Combining Arrays
The straight forward way to combine two or more arrays is the Concatenate node. It has a Variadic input to add any number of arrays to the first one provided.
Of course this will only work if all arrays are available as is and if their number is not changing.
Things get a bit more complicated if the arrays come from an iteration or a more complex data structure like an array of arrays.
Here we have an iterator that creates a number of different arrays by adding a unique value per iteration to every element, we don’t necessarily know their final number and they come as a stream/iteration of values so a solution using a number of variadic inputs for Concatenate doesn’t work.
Cue the most helpful node when it comes to ending iterations and generating results from them, the Loop Carried Value node.
The inside of the LCV couldn’t be much simpler, the Concatenate node is used to add the iterated array at the end of the loop variable array.
Of note here is the fact that for complex datatypes we need to provide the initial data structure for the LCV result, in this case an empty Array of Integer.
Extending Arrays
Adding elements at the end of an Array
Sometimes it is necessary to add single elements at the start or end of an array, i.e. in case of extending a Spline
To add a single element at the end of an Array the Append Elements does a good job
From the availability of the …} port you can see that this node can also work as the end point of an iteration. Here is how this can work.
The Hash node is used to create a pseudo random vector, by controlling the Seed with the Range port we get a unique position for each iteration step. With this we add four new points to the Array and therefore the Spline.
Example-Extending-Arrays-at-End.c4d
The Append Elements node has some nice extra options, you can control the number of times the value is added. This can be used to create or add to Arrays based on a condition. An example on this can be found here
Conditional Creation of Arrays
Adding elements at the start of an array
There is no solution for this situation that is as straight forward as the Appen Element node, but it is also a situation that come sup a lot less often than adding to the end of an array.

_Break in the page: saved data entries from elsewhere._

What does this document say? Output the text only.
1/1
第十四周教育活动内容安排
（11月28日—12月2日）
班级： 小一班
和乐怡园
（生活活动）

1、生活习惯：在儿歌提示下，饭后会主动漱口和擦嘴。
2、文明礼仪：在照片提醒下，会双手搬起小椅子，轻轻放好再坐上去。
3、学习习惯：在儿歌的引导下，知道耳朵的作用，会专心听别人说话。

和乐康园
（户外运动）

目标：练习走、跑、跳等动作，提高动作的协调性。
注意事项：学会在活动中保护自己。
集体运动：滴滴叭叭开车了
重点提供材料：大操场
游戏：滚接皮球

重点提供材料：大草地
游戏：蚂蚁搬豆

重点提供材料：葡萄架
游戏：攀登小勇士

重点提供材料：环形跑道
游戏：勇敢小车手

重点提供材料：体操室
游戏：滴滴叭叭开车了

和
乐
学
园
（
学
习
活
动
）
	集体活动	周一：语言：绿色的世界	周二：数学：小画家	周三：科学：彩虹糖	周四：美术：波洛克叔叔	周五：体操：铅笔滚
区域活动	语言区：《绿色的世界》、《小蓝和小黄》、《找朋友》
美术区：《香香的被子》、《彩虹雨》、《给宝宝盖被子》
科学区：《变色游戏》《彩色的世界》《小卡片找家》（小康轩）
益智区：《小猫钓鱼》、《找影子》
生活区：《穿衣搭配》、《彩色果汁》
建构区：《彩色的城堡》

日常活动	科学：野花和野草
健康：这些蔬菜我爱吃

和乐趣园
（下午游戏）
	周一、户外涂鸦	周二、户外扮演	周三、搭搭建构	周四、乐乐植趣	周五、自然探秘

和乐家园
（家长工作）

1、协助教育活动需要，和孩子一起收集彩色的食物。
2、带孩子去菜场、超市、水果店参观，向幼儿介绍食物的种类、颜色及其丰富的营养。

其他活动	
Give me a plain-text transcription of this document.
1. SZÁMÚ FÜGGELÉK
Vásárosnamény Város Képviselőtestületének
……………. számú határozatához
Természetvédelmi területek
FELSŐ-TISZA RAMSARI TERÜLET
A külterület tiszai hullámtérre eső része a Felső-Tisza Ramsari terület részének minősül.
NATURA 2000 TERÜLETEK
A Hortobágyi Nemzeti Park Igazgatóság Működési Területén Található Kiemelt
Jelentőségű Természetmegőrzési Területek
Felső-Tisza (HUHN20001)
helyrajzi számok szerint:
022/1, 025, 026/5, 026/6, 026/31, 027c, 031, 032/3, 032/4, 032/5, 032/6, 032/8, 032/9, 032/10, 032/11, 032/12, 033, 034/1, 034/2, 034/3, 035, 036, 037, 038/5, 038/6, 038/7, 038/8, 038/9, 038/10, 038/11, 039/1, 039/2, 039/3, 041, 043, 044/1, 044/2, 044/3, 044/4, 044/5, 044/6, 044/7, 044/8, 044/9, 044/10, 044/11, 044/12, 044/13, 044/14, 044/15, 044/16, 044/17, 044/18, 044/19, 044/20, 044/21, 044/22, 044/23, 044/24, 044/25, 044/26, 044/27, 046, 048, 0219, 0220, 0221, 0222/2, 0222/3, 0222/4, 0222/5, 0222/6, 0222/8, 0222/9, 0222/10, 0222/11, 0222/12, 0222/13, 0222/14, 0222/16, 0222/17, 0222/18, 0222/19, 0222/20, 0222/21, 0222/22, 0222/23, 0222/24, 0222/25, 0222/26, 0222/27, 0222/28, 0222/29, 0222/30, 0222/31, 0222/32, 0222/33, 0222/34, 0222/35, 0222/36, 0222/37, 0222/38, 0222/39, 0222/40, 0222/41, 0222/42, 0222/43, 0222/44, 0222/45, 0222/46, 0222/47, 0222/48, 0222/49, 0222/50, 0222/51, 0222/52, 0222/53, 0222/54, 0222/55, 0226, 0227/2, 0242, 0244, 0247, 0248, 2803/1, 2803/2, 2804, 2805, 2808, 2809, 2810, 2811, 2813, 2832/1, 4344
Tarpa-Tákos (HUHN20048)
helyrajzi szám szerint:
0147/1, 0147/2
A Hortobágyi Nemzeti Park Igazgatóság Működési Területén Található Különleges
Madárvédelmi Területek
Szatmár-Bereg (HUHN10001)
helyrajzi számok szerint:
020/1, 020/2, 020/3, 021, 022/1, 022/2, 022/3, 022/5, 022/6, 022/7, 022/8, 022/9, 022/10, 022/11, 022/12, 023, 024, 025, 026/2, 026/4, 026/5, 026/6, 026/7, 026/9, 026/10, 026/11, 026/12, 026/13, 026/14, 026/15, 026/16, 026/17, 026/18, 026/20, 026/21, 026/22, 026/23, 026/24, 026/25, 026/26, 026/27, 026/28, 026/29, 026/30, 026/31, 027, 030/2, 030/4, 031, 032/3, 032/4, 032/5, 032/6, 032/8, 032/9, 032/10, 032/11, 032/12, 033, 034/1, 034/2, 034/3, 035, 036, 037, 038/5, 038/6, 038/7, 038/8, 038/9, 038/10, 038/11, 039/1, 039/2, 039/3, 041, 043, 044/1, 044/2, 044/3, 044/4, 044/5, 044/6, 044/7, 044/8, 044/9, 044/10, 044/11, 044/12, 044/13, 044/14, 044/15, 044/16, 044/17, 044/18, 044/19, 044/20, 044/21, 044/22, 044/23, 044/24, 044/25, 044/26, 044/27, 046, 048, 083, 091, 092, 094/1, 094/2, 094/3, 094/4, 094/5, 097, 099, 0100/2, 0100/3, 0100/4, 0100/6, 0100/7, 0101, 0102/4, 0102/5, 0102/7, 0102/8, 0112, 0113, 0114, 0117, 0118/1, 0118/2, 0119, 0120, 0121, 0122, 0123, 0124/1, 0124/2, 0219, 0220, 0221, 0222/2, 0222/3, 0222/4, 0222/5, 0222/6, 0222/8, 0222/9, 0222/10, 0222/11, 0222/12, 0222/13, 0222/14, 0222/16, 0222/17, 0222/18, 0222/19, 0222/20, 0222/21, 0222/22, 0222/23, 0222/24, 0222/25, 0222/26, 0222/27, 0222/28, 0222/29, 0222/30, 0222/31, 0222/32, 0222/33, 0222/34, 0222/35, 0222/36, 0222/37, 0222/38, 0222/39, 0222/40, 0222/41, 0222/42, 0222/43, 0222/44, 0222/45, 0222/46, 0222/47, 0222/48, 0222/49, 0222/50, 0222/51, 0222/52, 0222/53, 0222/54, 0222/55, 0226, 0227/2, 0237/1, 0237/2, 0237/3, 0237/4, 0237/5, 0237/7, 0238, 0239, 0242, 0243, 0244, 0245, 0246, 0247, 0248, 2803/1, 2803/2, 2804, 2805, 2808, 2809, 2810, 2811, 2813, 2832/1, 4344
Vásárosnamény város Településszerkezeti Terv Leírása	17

The solution here is the Concatenate node in combination with a node that turns the value(s) we want to add into an array.
Prime choice is the Build Array node. It offers a variadic input to add any number of elements.
Example-Extending-Arrays-at-Beginning.c4d
It is easy to see that any number of elements can be added by extending the variadic ports.
An Iterative solution would combine the iterated values to an own array, which is then combined with the first one using Concatenate.
Assembling Arrays from Iterations
In the above examples we have assembled Arrays from iterations using the Append Elements node. This is a valid approach and actually the preferred one if you need to append conditionally.
If however all elements of an iteration need to be combined to an array there is a better way to do this, the Assemble Collection node.
Assemble Collection can do more than assemble arrays, collections aren’t necessarily Arrays, they can be a lot more varied.
Different to the Build Array node we need to provide the complete datatype here, this means choosing Array as a structure for the datatype we want to collect in the array
On a side note, expert users can also provide the datatype as a string, the drop down for the Data Type offers an Edit option. This would be the string needed to create the above array
net.maxon.parametrictype.vec<3,float>[]C
With the Assemble Collection node prepared we can now use it to create an Array from an iteration of vectors, for creation of the positions the same setup for random vectors as before is used.
In general Assemble Collection is preferable over the Append Elements approach, since it can be better optimized by the internal system.